A delicious Cookies & Cream Slice... a chocolate base topped with cookies and cream chocolate. The perfect chocoholics treat!
Yippeee.... today is a good day. A very good day, in fact!! And that is because of one super delicious reason - this Cookies & Cream Slice.
Imagine a crunchy chocolate base made with crushed chocolate biscuits, Oreos, butter and condensed milk - and then topped with a sweet and creamy chocolate layer. Holy yum!!!
Ooh and the best thing of all about this slice (apart from the fact that it's totally yummy and addictive!) is that it's also no-bake. Yep, forget about turning on the oven... this baby is just a matter of melting, mixing and popping in the fridge to chill.
Speaking of no-bake slices, I've got 'just a little 'bit' of an obsession going on with them. If you're after some super easy slice inspiration, check out my collections here and here.
Anyway, that's more than enough of my blabbering on today!

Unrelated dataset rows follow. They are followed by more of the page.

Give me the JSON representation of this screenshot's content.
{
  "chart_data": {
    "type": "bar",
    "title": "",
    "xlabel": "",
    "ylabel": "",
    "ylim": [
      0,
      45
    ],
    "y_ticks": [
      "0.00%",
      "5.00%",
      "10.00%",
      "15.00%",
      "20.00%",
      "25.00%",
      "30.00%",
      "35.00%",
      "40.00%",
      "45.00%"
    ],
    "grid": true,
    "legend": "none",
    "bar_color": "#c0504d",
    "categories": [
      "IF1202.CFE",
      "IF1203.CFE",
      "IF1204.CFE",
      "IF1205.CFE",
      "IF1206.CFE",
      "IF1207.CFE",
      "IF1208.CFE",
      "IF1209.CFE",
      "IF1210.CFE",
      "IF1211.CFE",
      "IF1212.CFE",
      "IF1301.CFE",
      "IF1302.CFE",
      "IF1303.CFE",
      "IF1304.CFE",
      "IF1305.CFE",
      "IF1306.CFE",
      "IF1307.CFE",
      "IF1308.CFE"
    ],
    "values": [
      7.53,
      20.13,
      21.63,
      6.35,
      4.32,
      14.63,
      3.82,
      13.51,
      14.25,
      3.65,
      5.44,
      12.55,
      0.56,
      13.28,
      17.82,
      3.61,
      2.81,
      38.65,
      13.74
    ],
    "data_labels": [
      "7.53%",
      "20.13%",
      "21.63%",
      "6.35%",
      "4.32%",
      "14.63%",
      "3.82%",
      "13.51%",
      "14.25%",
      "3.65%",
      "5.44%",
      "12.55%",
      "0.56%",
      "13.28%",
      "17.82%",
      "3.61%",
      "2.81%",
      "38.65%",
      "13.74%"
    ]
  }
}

I hope you enjoy this Cookies & Cream Slice as much as I do!
Cookies & Cream Slice
Ingredients
- 250 g chocolate biscuits (like Arnotts Choc Ripple)
- 100 g Oreos
- 200 g sweetened condensed milk
- 80 g butter melted
- 350 g Cookies & Cream chocolate
- 2 tbs coconut oil
Instructions
Conventional Method
- Grease and line a 22 X 28cm rectangular slice tin with baking paper and set aside.
- Crush the chocolate biscuits and Oreos until they resemble fine crumbs.
- Add the condensed milk and melted butter to the crushed biscuits and mix well to combine. If your mixture is too crumbly, add a little more condensed milk.
- Press the mixture firmly into the prepared tin and place into the fridge.
- Break the Cookies & Cream chocolate into pieces and place into a microwave-safe bowl. Add the coconut oil and melt in the microwave on 50% power for 3-4 minutes (stirring every 30 seconds), until just melted.
- Pour the melted chocolate over the chocolate base and place back into the fridge for 3-4 hours to set.
- Cut into slices using a hot knife and store for up to 1 week in an airtight container in the fridge.
Thermomix Method
- Grease and line a 22 X 28cm rectangular slice tin with baking paper and set aside.
- Place the butter into the Thermomix bowl and melt on 80 degrees, Speed 2, 2 minutes (or until melted).
- Add the chocolate biscuits and Oreo cookies to the Thermomix bowl and blitz on Speed 8, 5 seconds. Scrape down the sides of the bowl and repeat for a further 5 seconds.
- Add the condensed milk and mix on Reverse, Speed 4, 15 seconds, or until well combined. If the mixture is too crumbly, add a little more condensed milk and mix on Reverse, Speed 4, 10 seconds.
- Press the mixture firmly into the prepared tin and place into the fridge.
- Break the Cookies & Cream chocolate into pieces and place into a clean and dry Thermomix bowl. Add the coconut oil and melt on 50 degrees, Speed 2, 3-4 minutes (or until melted and smooth).
- Pour the melted chocolate over the chocolate base and place back into the fridge for 3-4 hours to set.
- Cut into slices using a hot knife and store for up to 1 week in an airtight container in the fridge.
Jo
Can this slice be frozen?
Lucy
Hi Jo, yes it can!
Janelle
Hi just wondering if you could use white chocolate and then add crushed Oreo into the melted chocolate for the top layer? If I can't find cookies and cream chocolate
Lucy
Absolutely!
Sarita
Can the coconut oil be substituted for something else, or is this a main part of the flavour? I dont keep any in my cupboard usually, but can whizz to the shops if its a must!